By Agence France-Presse
One of China's biggest mobile gaming companies is selling popular gay dating app Grindr for $608 million after pressure from US authorities concerned over the potential misuse of user data.
Grindr bills itself as the world's largest social networking space for LGBT people (AFP / Martin BUREAU / MANILA BULLETIN)
National security officials in Washington fear the platform -- which bills itself as the world's largest social networking space for LGBT people -- could be used by the Chinese government to blackmail Americans with government security clearances, according to media reports last year.
Beijing Kunlun Tech took a majority stake in the app in 2016 and bought the remaining equity two years later for a combined $245 million, but was reportedly ordered to relinquish the platform by US officials last year.

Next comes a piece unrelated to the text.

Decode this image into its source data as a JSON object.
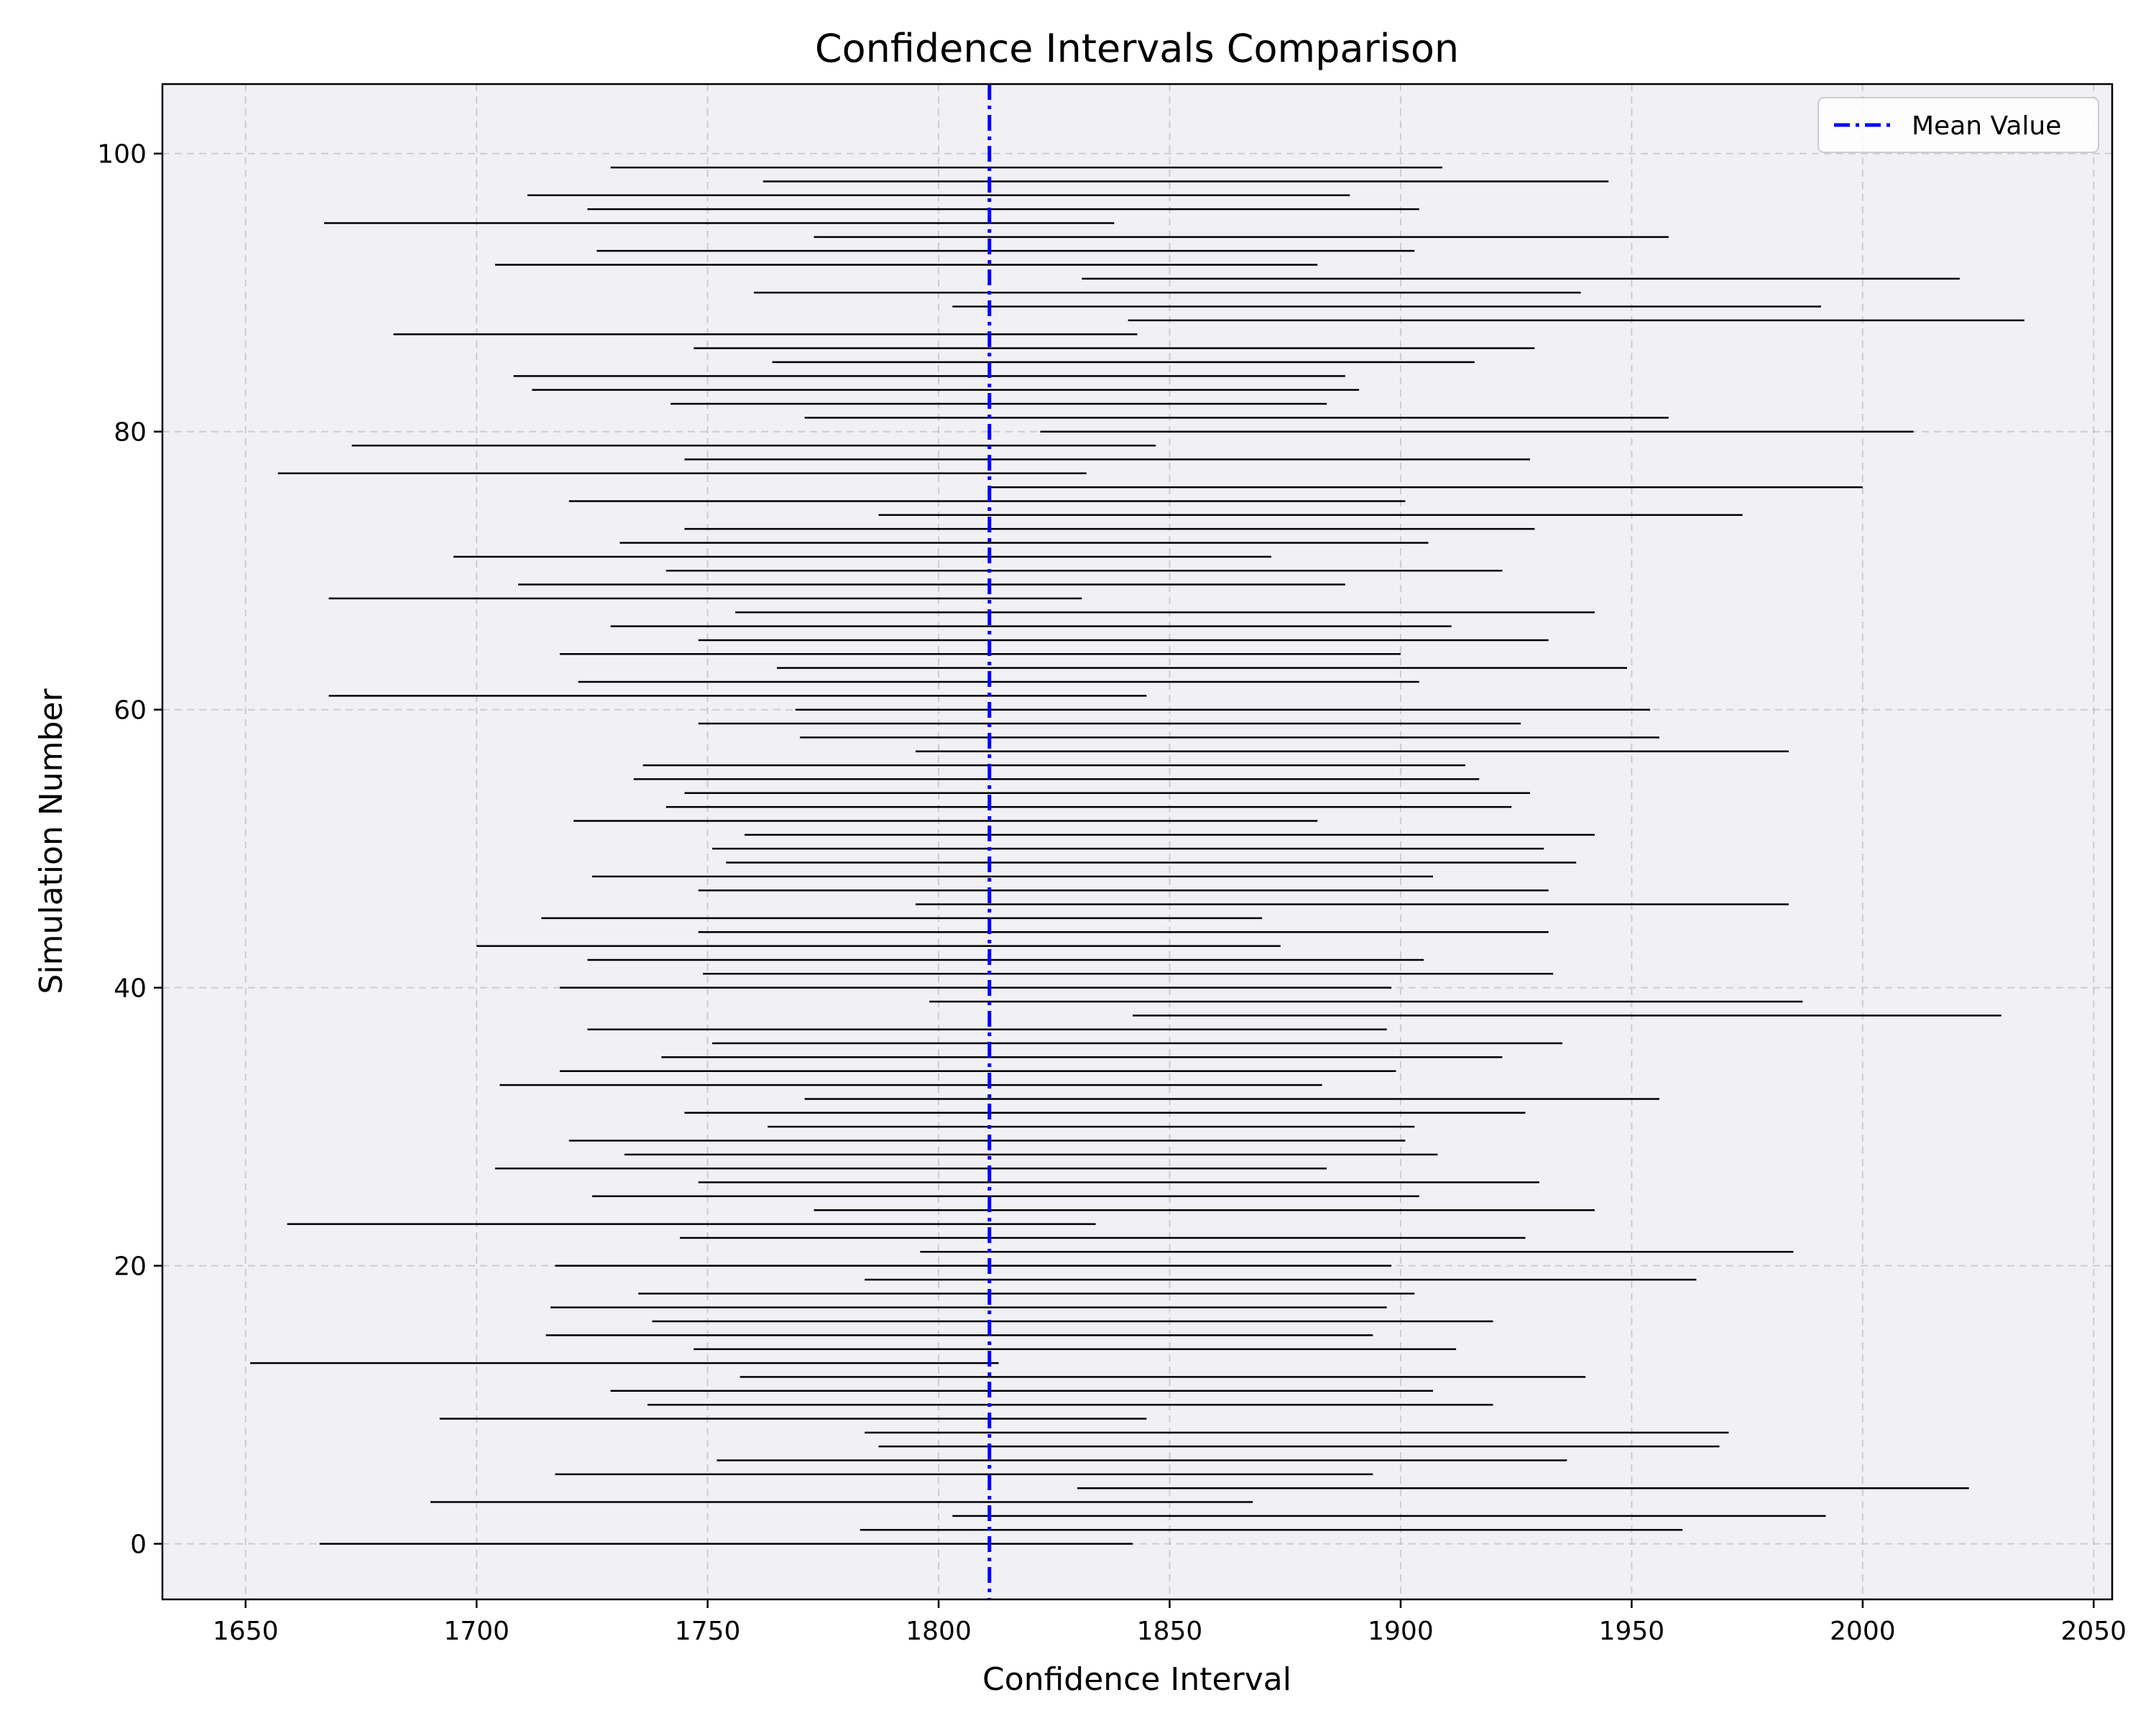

It will sell a 98.59 percent stake in Grindr to San Vicente Acquisition, a holding company based in the US state of Delaware, according to a company filing with the Shenzhen Stock Exchange on Friday.
The deal is awaiting approval from a US committee authorised to review transactions involving foreign investments, the filing said.
Grindr has faced other accusations of improperly managing the data under Beijing Kunlun's ownership.
The platform violated European Union privacy regulations by sharing the GPS data, age and gender of its users with third-party companies to help target advertisements, according to a report by a Norwegian consumer rights group.